Home > LAICISMO E RELIGIONE : i veli dell’Occidente
di LEA MELANDRI
Diversamente da quanto si è portati a pensare, la difesa di una propria identità non
muove dallo «scontro» col diverso ma lo crea nel momento stesso in cui si fa
più forte la spinta ad assimilarsi. Non si spiegherebbe altrimenti il radicalismo
di alcuni gruppi islamici confrontato con la posizione religiosamente indifferente
della maggioranza dei musulmani presenti in Europa. L’opposizione frontale, laicismo-religione,
che è emersa in Francia sulla questione del «velo», e in Italia quando si è prospettata
la creazione di «classi islamiche» nella scuola pubblica, circoscrive mondi astratti,
incapaci di vedere i tratti che li accomunano.
A contatto con un Islam che esaspera il legame tra teologia e legge, le appartenenze legate all’ineguaglianza sociale si affievoliscono, la diversità e il conflitto non sembrano più nascere da ragioni economiche e politiche, ma da «differenze» più radicali che coinvolgono gli ambiti storici del «privato»: il corpo, la nascita, la morte, la felicità, il rapporto tra i sessi. L’Occidente è costretto a strappare alcuni dei suoi «veli», a interrogare rimozioni antiche e attuali: le interferenze perduranti tra Stato e Chiesa, laici e cattolici, ma anche la crisi della politica e delle sue istituzioni. A incrinare la separatezza della sfera pubblica contribuiscono oggi mutamenti che non possono essere regolati soltanto dalle leggi, perché investono la «persona» nella sua interezza. La politica, se non vuole scomparire, è costretta a confrontarsi con problemi lasciati finora all’etica, alla religione, alla responsabilità del singolo.

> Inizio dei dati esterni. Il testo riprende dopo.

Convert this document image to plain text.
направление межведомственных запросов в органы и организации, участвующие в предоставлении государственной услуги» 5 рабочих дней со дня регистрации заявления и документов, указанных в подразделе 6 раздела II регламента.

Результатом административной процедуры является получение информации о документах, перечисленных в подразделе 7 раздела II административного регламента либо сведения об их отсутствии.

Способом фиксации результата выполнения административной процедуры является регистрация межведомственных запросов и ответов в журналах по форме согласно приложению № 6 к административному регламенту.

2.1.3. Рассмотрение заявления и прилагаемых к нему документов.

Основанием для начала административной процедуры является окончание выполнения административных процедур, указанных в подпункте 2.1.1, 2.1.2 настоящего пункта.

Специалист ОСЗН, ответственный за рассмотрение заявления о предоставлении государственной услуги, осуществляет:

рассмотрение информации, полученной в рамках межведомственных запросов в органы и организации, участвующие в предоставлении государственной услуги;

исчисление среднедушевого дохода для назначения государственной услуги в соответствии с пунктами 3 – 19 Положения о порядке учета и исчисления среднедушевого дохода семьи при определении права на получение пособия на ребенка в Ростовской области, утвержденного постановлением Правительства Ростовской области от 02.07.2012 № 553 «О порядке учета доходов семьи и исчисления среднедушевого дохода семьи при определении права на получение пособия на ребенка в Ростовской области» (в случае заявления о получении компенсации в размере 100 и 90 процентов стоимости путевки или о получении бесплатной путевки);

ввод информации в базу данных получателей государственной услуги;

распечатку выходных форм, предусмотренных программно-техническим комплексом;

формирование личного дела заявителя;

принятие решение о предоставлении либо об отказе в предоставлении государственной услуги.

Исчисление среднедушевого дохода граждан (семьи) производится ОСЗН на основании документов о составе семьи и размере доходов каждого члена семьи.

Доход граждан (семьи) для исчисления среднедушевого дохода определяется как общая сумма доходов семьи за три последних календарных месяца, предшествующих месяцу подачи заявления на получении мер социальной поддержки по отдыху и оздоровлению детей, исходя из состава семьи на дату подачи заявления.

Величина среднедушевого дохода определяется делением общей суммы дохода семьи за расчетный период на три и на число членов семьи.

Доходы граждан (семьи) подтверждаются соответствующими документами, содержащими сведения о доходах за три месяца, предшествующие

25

Rientrano in questo quadro: la nuova consapevolezza con cui si guarda ai ruoli del maschile e del femminile, l’uscita delle donne da una condizione storica di sottomissione, fosse anche solo per rivendicare la «libertà di alienarsi», velando o denunando quel corpo dentro cui sono state così a lungo confinate; il rapporto con la corporeità, che si tratti della guerra, della malattia, della fame o delle manipolazioni genetiche; la caduta dei confini tra il vicino e il lontano, tra il qui e l’altrove, che sposta la solidarietà e la difesa fuori dagli ambiti rassicuranti della geografia politica. E infine: l’ingresso in un tempo che viene definito in termini di «rischio» e «precarietà», comune denominatore che attraversa la vita dei singoli, delle società, del mondo privilegiato e dei diseredati.
Ridurre gli interrogativi che pone una società multiculturale ai poli opposti, Stato e religione, vuol dire non vedere i luoghi reali dentro i quali avvengono i cambiamenti: case, famiglie, scuole, lavoro, intrattenimenti. Se, come scrive Amoz Oz, non siamo «isole» ma «penisole», per metà radicati dentro contesti storici particolari e per l’altra aperti verso l’oceano, si può anche aggiungere che questo grande mare aperto che si profila davanti a noi non è l’imprevedibile, il totalmente «altro», ma quell’appartenenza all’«umano» che ancora esitiamo a integrare, al di là della differenza di sesso, religione, nazionalità e lingua.